The plaintiff in the matter was injured when she collided with the arm of a sofa located within defendant’s hotel room. Plaintiff reportedly suffered significant injuries that ultimately resulted in multiple surgeries. Plaintiff alleged that defendant premises owner breached its duty to maintain the premises in a safe condition based on the “dangerous condition” that originated from the furniture placement within the room. Plaintiff argued that the narrow passageway between the sofa and the foot of the bed constituted a trip and fall hazard. In addition, plaintiff alleged that the dangerous condition was not open and obvious due to the fact that the wooden end table permanently attached to the arm of the sofa was an “unusual design.” Plaintiff argued that an open and obvious condition could relieve defendant’s duty to warn plaintiff but could not absolve defendant’s duty to maintain the premises in a safe condition. Plaintiff contended it was a question for the jury whether defendant’s actions breached its duty to keep invitees safe.

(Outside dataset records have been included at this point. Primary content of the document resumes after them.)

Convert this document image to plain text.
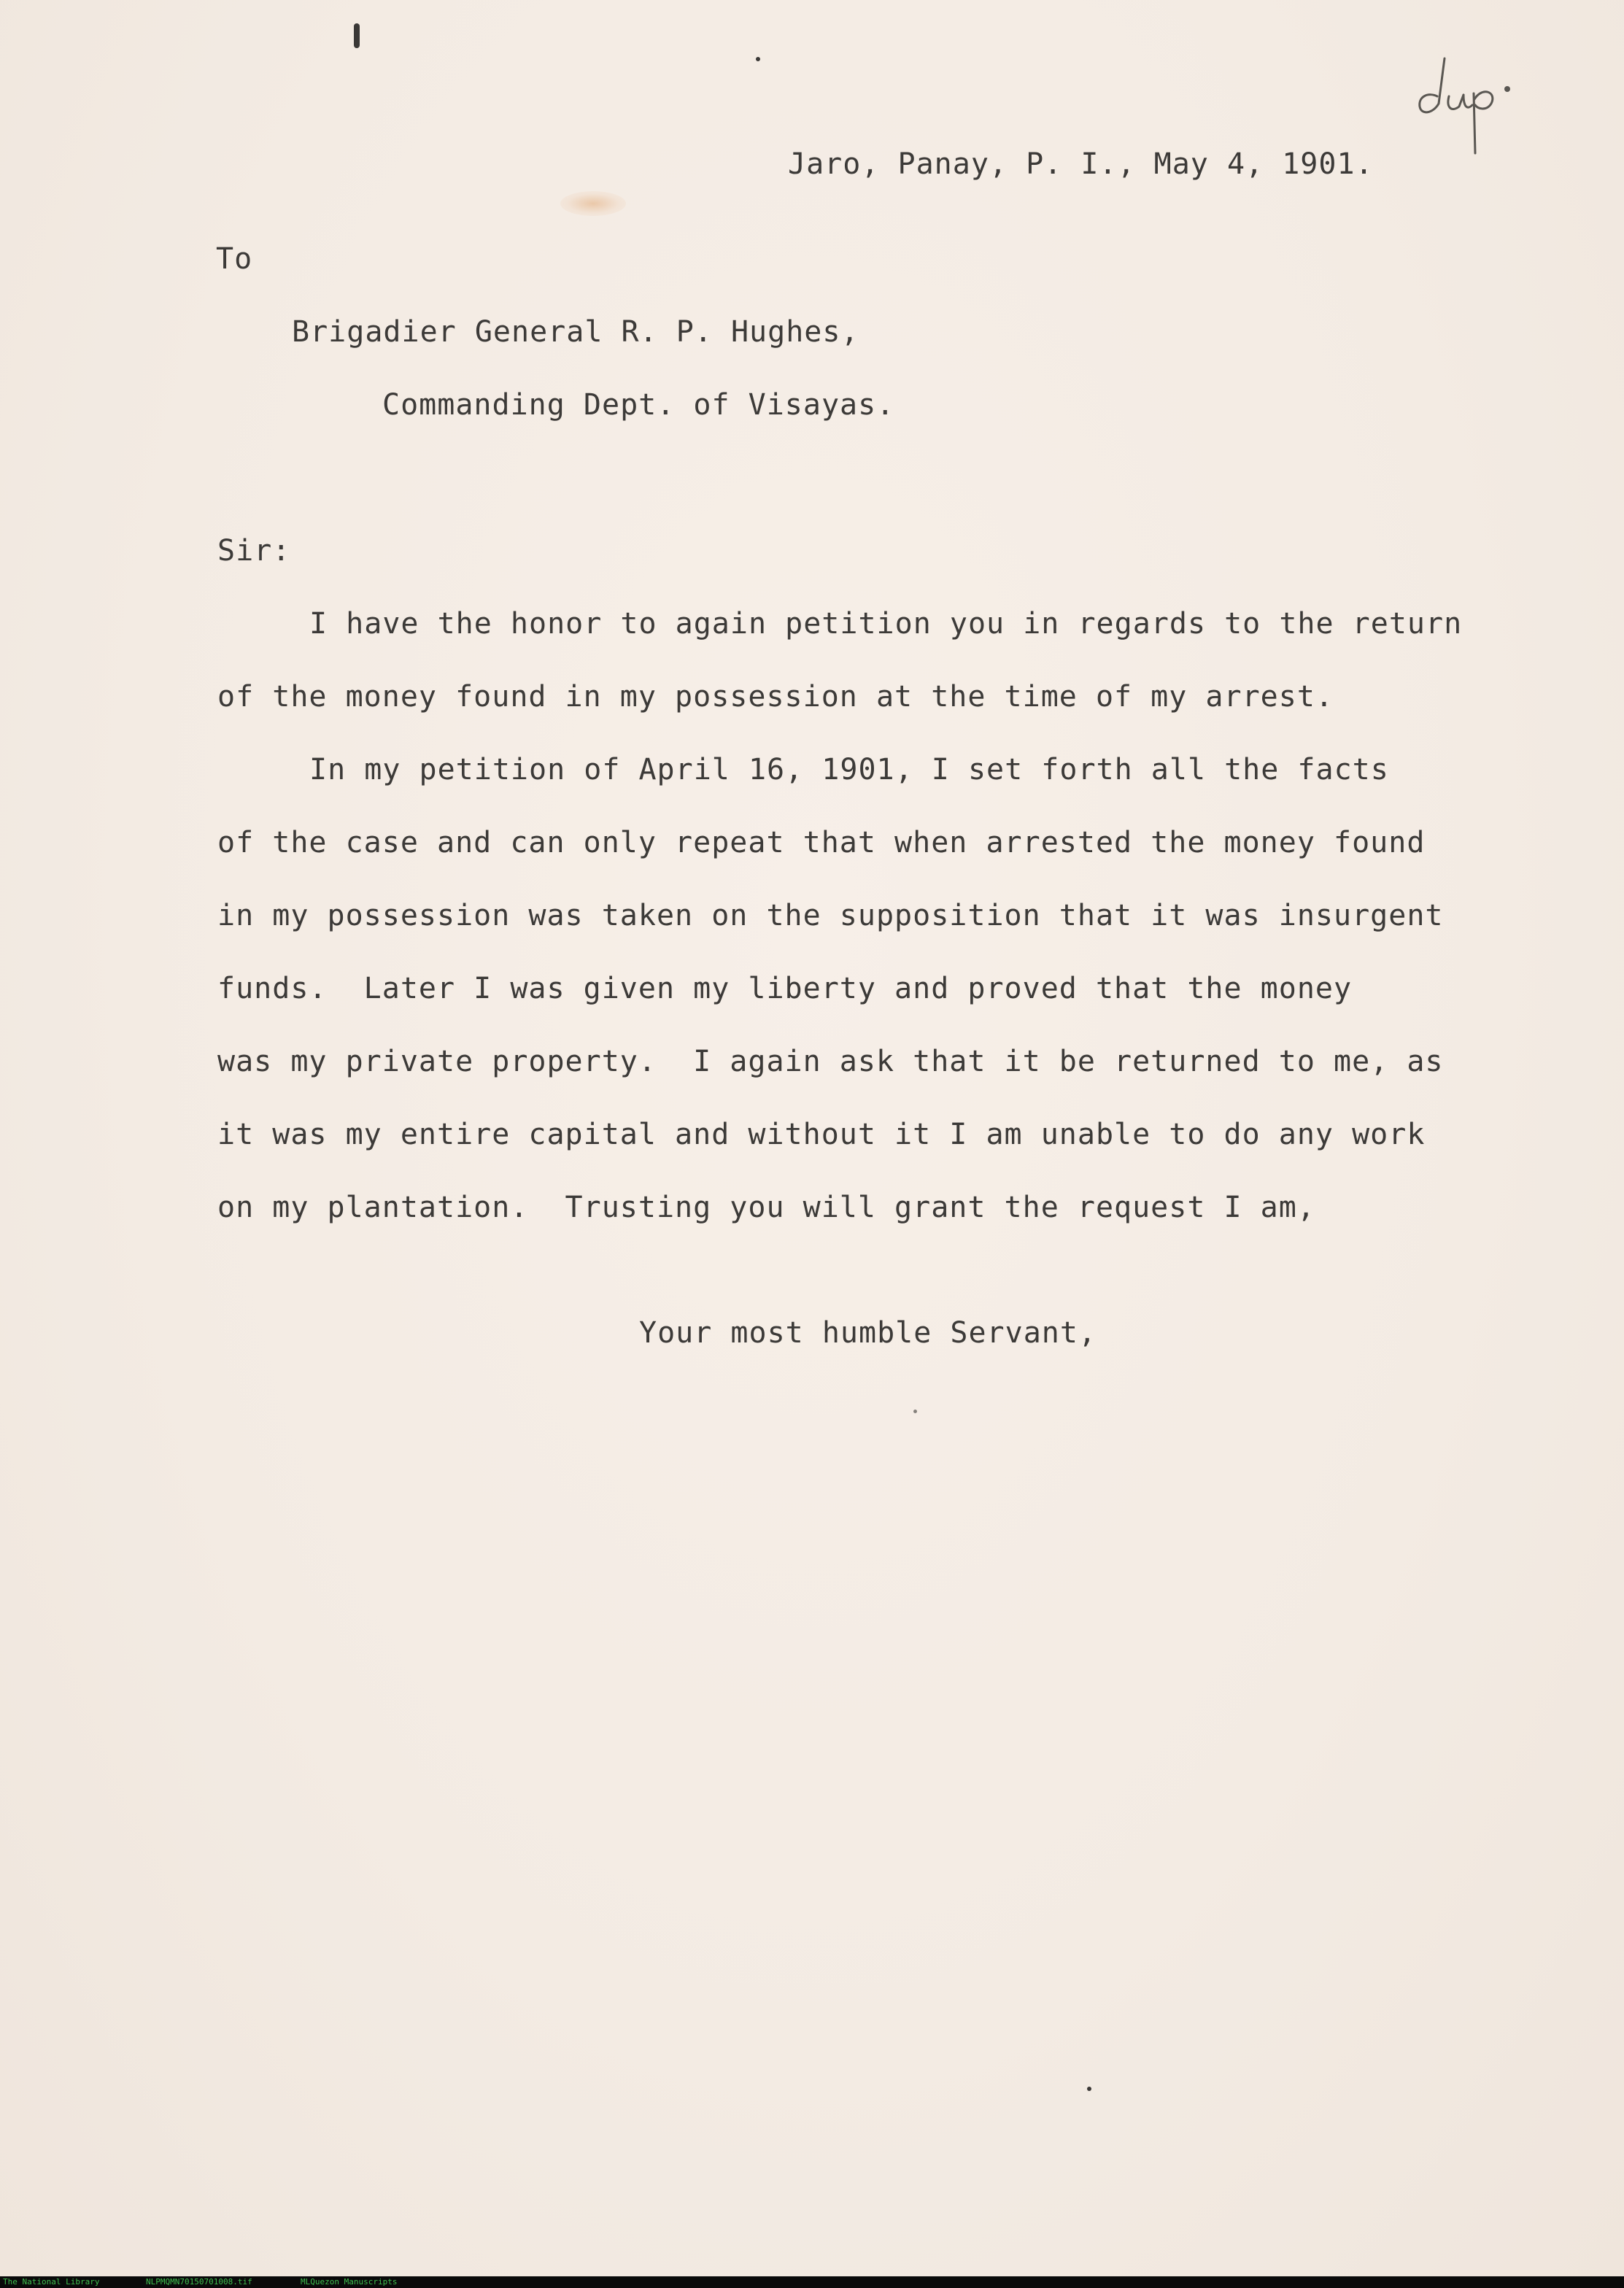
Jaro, Panay, P. I., May 4, 1901.
To
Brigadier General R. P. Hughes,
Commanding Dept. of Visayas.
Sir:
I have the honor to again petition you in regards to the return
of the money found in my possession at the time of my arrest.
In my petition of April 16, 1901, I set forth all the facts
of the case and can only repeat that when arrested the money found
in my possession was taken on the supposition that it was insurgent
funds.  Later I was given my liberty and proved that the money
was my private property.  I again ask that it be returned to me, as
it was my entire capital and without it I am unable to do any work
on my plantation.  Trusting you will grant the request I am,
Your most humble Servant,
The National Library	NLPMQMN70150701008.tif	MLQuezon Manuscripts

Defendant’s motion for summary judgment argued that some conditions are so obvious and not inherently dangerous that they can be said as a matter of law not to constitute a dangerous condition and will not give rise to liability due to a failure to maintain the premises in a safe condition. Furthermore, other conditions may be dangerous but are so open and obvious that an invitee can be expected to discover them and take appropriate measures to protect herself. The court agreed that the bright orange sofa that measured six feet long was an obvious condition. In addition, the sofa and furniture placement were easily observable, as the lighting was sufficient and there were no obstructions. Moreover, plaintiff admitted that she saw the sofa and the bed prior to the collision. On the contrary, there was evidence that the furniture placement and sofa were not dangerous conditions. There were no similar incidents. Furthermore, the City of Homestead approved the furniture placement and sofa prior to issuing a Certificate of Occupancy. The court found there was no evidence of an “unusual design” as there was no expert testimony and no prior or subsequent similar accidents to support that the wood piece on the sofa was anything other than open and obvious. Finally, the court agreed that defendant had no notice of a dangerous condition, as no guest or employee complained about or reported an injury in relation to the sofa and furniture placement since the hotel opened in 2011. Defendant pointed out that the amended summary judgment rule calls for more than the mere existence of a scintilla of evidence in order to create a triable issue. In this case, summary judgment was appropriate because plaintiff did not produce even a scintilla of evidence in support of its position. Plaintiff’s allegation that the furniture placement and sofa constituted a dangerous condition was pure speculation and conjecture.
Defendant filed a proposal for settlement, which was rejected by plaintiff. Consequently, in light of summary judgment, defendant is entitled to fees and costs.